The application note mentioned in PteroDAQ frequency channels is Freescale’s AN5083, Using DMA for pulse counting on Kinetis, which I finally got around to looking up and reading today, after implementing frequency channels on the KL26, KL25, and K20 processors (Teensy LC, FRDM-KL25Z, and Teensy 3.1 boards, respectively). The reason I looked it up finally was to look for a workaround for the biggest problem—namely that the CITER counter on the K20 has a maximum of 32767. If I’m counting at the highest frequency (supposedly 8MHz or 6.26MHz, depending which documentation I believe, but I’ve not been able to get measurements much above 4MHz), that requires sampling at 125–245Hz or faster. But I often want to sample at factors of 60Hz, to alias out any frequency modulation from line interference. The cruder DMA systems of the KL25 and KL26 use a 20-bit counter, and should be able to count to 4-5MHz (though they are likely to top out at 3MHz), so I could sample as slowly as once every 3.8s, even at the highest measurable input frequency.
I had no problem getting the counting to work with the 15-bit DMA_TCD_CITER counter. I can live with the 32767 count limit (at 60Hz sampling, that would be a 1.966MHz limit on the counting), but I wanted to see if I could use the optional interrupt that can be set up when the CITER counter ends to increment a software counter and reset the DMA counting. That should give me an arbitrarily wide counter, at the cost of perhaps missing a count at the wraparound (an error of 30.5ppm, about the same as the clock error).

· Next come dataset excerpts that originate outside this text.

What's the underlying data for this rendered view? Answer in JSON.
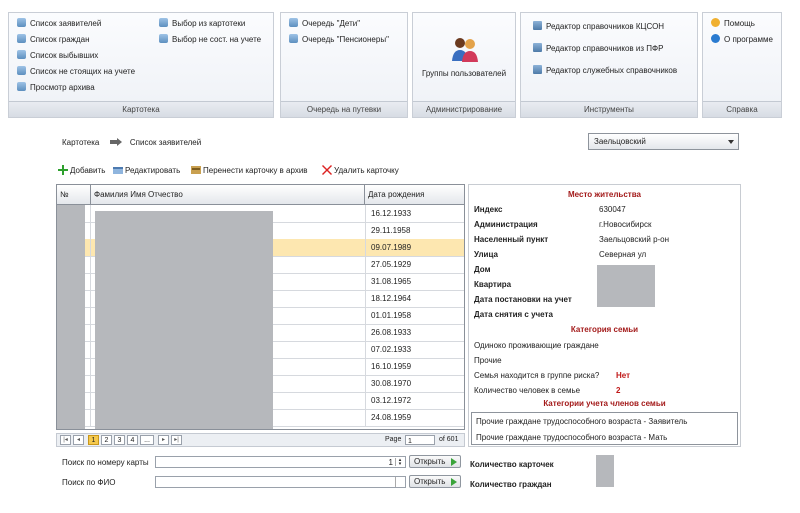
{
  "ribbon": {
    "kartoteka": {
      "items_col1": [
        "Список заявителей",
        "Список граждан",
        "Список выбывших",
        "Список не стоящих на учете",
        "Просмотр архива"
      ],
      "items_col2": [
        "Выбор из картотеки",
        "Выбор не сост. на учете"
      ],
      "footer": "Картотека"
    },
    "queue": {
      "items": [
        "Очередь \"Дети\"",
        "Очередь \"Пенсионеры\""
      ],
      "footer": "Очередь на путевки"
    },
    "admin": {
      "button_label": "Группы пользователей",
      "footer": "Администрирование"
    },
    "tools": {
      "items": [
        "Редактор справочников КЦСОН",
        "Редактор справочников из ПФР",
        "Редактор служебных справочников"
      ],
      "footer": "Инструменты"
    },
    "help": {
      "items": [
        "Помощь",
        "О программе"
      ],
      "footer": "Справка"
    }
  },
  "breadcrumb": {
    "root": "Картотека",
    "current": "Список заявителей"
  },
  "district_select": {
    "value": "Заельцовский"
  },
  "toolbar": {
    "add": "Добавить",
    "edit": "Редактировать",
    "archive": "Перенести карточку в архив",
    "delete": "Удалить карточку"
  },
  "grid": {
    "columns": [
      "№",
      "Фамилия Имя Отчество",
      "Дата рождения"
    ],
    "dates": [
      "16.12.1933",
      "29.11.1958",
      "09.07.1989",
      "27.05.1929",
      "31.08.1965",
      "18.12.1964",
      "01.01.1958",
      "26.08.1933",
      "07.02.1933",
      "16.10.1959",
      "30.08.1970",
      "03.12.1972",
      "24.08.1959"
    ],
    "selected_index": 2
  },
  "pager": {
    "pages": [
      "1",
      "2",
      "3",
      "4",
      "..."
    ],
    "page_label": "Page",
    "page_value": "1",
    "of_label": "of 601"
  },
  "details": {
    "residence_title": "Место жительства",
    "fields": [
      {
        "label": "Индекс",
        "value": "630047"
      },
      {
        "label": "Администрация",
        "value": "г.Новосибирск"
      },
      {
        "label": "Населенный пункт",
        "value": "Заельцовский р-он"
      },
      {
        "label": "Улица",
        "value": "Северная ул"
      },
      {
        "label": "Дом",
        "value": ""
      },
      {
        "label": "Квартира",
        "value": ""
      },
      {
        "label": "Дата постановки на учет",
        "value": ""
      },
      {
        "label": "Дата снятия с учета",
        "value": ""
      }
    ],
    "family_title": "Категория семьи",
    "family_lines": [
      "Одиноко проживающие граждане",
      "Прочие"
    ],
    "risk_label": "Семья находится в группе риска?",
    "risk_value": "Нет",
    "count_label": "Количество человек в семье",
    "count_value": "2",
    "members_title": "Категории учета членов семьи",
    "members": [
      "Прочие граждане трудоспособного возраста - Заявитель",
      "Прочие граждане трудоспособного возраста - Мать"
    ]
  },
  "search": {
    "card_label": "Поиск по номеру карты",
    "card_value": "1",
    "fio_label": "Поиск по ФИО",
    "open_label": "Открыть"
  },
  "summary": {
    "cards_label": "Количество карточек",
    "citizens_label": "Количество граждан"
  }
}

Unfortunately, AN5083 merely explains what I had already figured out for myself—without even the essential warning that you need a NOP after disabling the DMAMUX before looking at the counter to avoid a race condition on the KL25 and KL26:
(&DMAMUX0_CHCFG0)[0] &= ~(DMAMUX_ENABLE); // turn off at DMAMUX __asm__ volatile( "nop" ); uint32_t count = 0xfffff - (DMA_DSR_BCR0 & 0xfffff);
They only say
The major loop counter of the DMA register DMA_TCDn_CITER_ELINKNO is limited to 15 bits, in the case where the channel linking feature of the DMA is not in use (refer to DMA chapter in the Reference Manual). Therefore, there is a limitation of 32K major loops count. So, user must check CITER register and make sure it will not reach to zero. If, CITER reaches zero, BITER will reload the value from BITER register.

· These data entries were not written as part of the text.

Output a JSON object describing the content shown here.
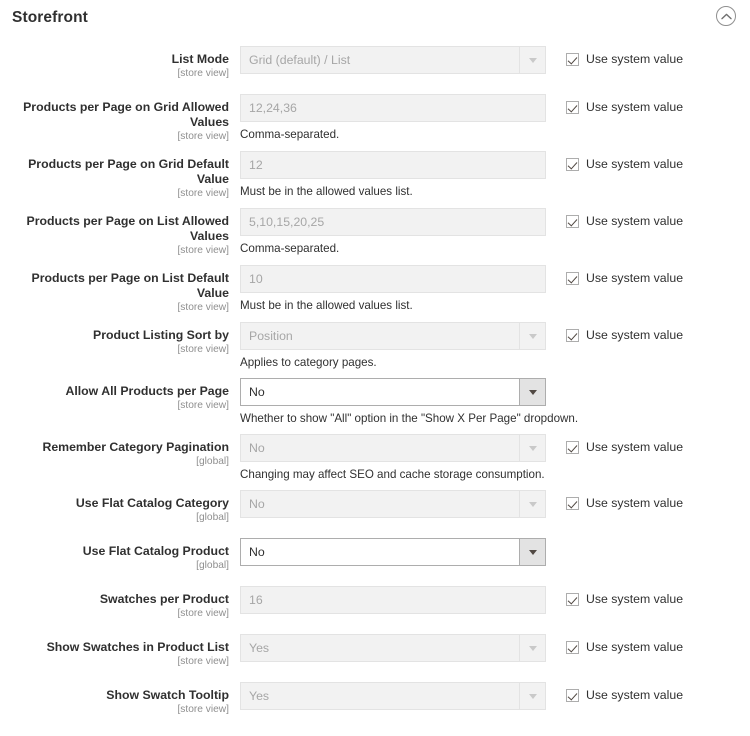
{
  "header": {
    "title": "Storefront",
    "collapse_icon": "chevron-up-circle-icon"
  },
  "common": {
    "use_system_value_label": "Use system value",
    "dropdown_arrow_icon": "chevron-down-icon"
  },
  "fields": [
    {
      "label": "List Mode",
      "scope": "[store view]",
      "type": "select",
      "value": "Grid (default) / List",
      "disabled": true,
      "note": "",
      "use_system_value": true
    },
    {
      "label": "Products per Page on Grid Allowed Values",
      "scope": "[store view]",
      "type": "text",
      "value": "12,24,36",
      "disabled": true,
      "note": "Comma-separated.",
      "use_system_value": true
    },
    {
      "label": "Products per Page on Grid Default Value",
      "scope": "[store view]",
      "type": "text",
      "value": "12",
      "disabled": true,
      "note": "Must be in the allowed values list.",
      "use_system_value": true
    },
    {
      "label": "Products per Page on List Allowed Values",
      "scope": "[store view]",
      "type": "text",
      "value": "5,10,15,20,25",
      "disabled": true,
      "note": "Comma-separated.",
      "use_system_value": true
    },
    {
      "label": "Products per Page on List Default Value",
      "scope": "[store view]",
      "type": "text",
      "value": "10",
      "disabled": true,
      "note": "Must be in the allowed values list.",
      "use_system_value": true
    },
    {
      "label": "Product Listing Sort by",
      "scope": "[store view]",
      "type": "select",
      "value": "Position",
      "disabled": true,
      "note": "Applies to category pages.",
      "use_system_value": true
    },
    {
      "label": "Allow All Products per Page",
      "scope": "[store view]",
      "type": "select",
      "value": "No",
      "disabled": false,
      "note": "Whether to show \"All\" option in the \"Show X Per Page\" dropdown.",
      "use_system_value": false
    },
    {
      "label": "Remember Category Pagination",
      "scope": "[global]",
      "type": "select",
      "value": "No",
      "disabled": true,
      "note": "Changing may affect SEO and cache storage consumption.",
      "use_system_value": true
    },
    {
      "label": "Use Flat Catalog Category",
      "scope": "[global]",
      "type": "select",
      "value": "No",
      "disabled": true,
      "note": "",
      "use_system_value": true
    },
    {
      "label": "Use Flat Catalog Product",
      "scope": "[global]",
      "type": "select",
      "value": "No",
      "disabled": false,
      "note": "",
      "use_system_value": false
    },
    {
      "label": "Swatches per Product",
      "scope": "[store view]",
      "type": "text",
      "value": "16",
      "disabled": true,
      "note": "",
      "use_system_value": true
    },
    {
      "label": "Show Swatches in Product List",
      "scope": "[store view]",
      "type": "select",
      "value": "Yes",
      "disabled": true,
      "note": "",
      "use_system_value": true
    },
    {
      "label": "Show Swatch Tooltip",
      "scope": "[store view]",
      "type": "select",
      "value": "Yes",
      "disabled": true,
      "note": "",
      "use_system_value": true
    }
  ],
  "colors": {
    "text": "#303030",
    "muted": "#a6a6a6",
    "scope": "#8f8f8f",
    "disabled_bg": "#f2f2f2",
    "disabled_border": "#e3e3e3",
    "enabled_border": "#adadad",
    "arrow_button_bg": "#e3e3e3"
  }
}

I tried for a good chunk of yesterday to get the code working with the interrupt. I can get the interrupt to occur (detected by turning off an LED in the interrupt return), I can read the longer frequency counter (detected by turning off an LED if the count to return is >32767), and the count is returned to be pushed on the queue, but something gets wedged and that longer count is never output to the host.

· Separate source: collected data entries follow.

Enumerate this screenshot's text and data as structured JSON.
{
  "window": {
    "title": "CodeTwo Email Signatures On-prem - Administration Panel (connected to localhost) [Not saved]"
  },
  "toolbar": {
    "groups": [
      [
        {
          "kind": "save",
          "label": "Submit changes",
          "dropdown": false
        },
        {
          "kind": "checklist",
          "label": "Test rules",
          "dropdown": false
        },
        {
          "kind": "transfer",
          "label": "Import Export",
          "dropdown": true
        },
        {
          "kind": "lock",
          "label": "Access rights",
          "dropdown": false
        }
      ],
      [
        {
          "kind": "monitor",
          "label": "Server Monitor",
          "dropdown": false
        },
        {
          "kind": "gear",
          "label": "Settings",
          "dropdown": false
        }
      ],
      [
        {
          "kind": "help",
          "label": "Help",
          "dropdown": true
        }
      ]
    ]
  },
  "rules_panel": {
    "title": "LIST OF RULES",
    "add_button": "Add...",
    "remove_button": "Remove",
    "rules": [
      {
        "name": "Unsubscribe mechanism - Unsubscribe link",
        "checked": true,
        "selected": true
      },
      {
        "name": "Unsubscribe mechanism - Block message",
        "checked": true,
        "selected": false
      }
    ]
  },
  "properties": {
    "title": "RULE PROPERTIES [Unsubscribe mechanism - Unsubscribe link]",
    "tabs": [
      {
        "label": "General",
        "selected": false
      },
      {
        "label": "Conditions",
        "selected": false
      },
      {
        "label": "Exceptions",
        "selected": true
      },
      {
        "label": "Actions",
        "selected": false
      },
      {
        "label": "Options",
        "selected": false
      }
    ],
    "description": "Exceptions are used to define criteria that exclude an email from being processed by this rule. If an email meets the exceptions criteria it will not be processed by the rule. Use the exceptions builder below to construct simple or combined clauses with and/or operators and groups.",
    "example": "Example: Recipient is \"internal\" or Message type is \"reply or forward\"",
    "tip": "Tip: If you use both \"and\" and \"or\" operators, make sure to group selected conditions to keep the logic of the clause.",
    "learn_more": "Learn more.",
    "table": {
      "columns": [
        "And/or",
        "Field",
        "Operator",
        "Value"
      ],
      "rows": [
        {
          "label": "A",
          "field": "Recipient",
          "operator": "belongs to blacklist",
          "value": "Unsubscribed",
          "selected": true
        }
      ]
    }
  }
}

The processor needs to be power-cycled, the same as if the processor had gone into an infinite loop (which is what the Teensyduino unimplemented_isr routine does). I did disable the DMA error interrupt routine (with DMA_CEEI), so that isn’t the problem. I even confirmed this by enabling the error interrupt and providing a dma_error_isr routine that turns off the LED, but the LED did not turn off. I also checked the DMA_ES register at the beginning and end of the dma_ch0_isr routine and in the routine that reads the counter, and DMA_ES was always 0. So if there is an error, it is not being reported by the hardware.
I suppose that an SWD debugging interface (not available on the Teensy 3.1 board) might be useful here, as I could at least check my conjecture that the processor is looping in the fault_isr routine. It may be wedged somewhere else. And there is always the possibility that there is an undocumented hardware bug (like the race condition between DMAMUX disabling and reading DMA_DSR_BCR on the KL26) that requires some workaround that I haven’t thought of yet.
I’ve given up on the higher resolution counters for Teensy 3.1 for now and just pushed the 15-bit implementation (with the interrupt code mostly commented out) to the BitBucket PteroDAQ repository. If anyone reading this blog is familiar with the DMA interrupts on the K20 processor, please look at the code in kinetis_frequency.c and tell me what I’m doing wrong!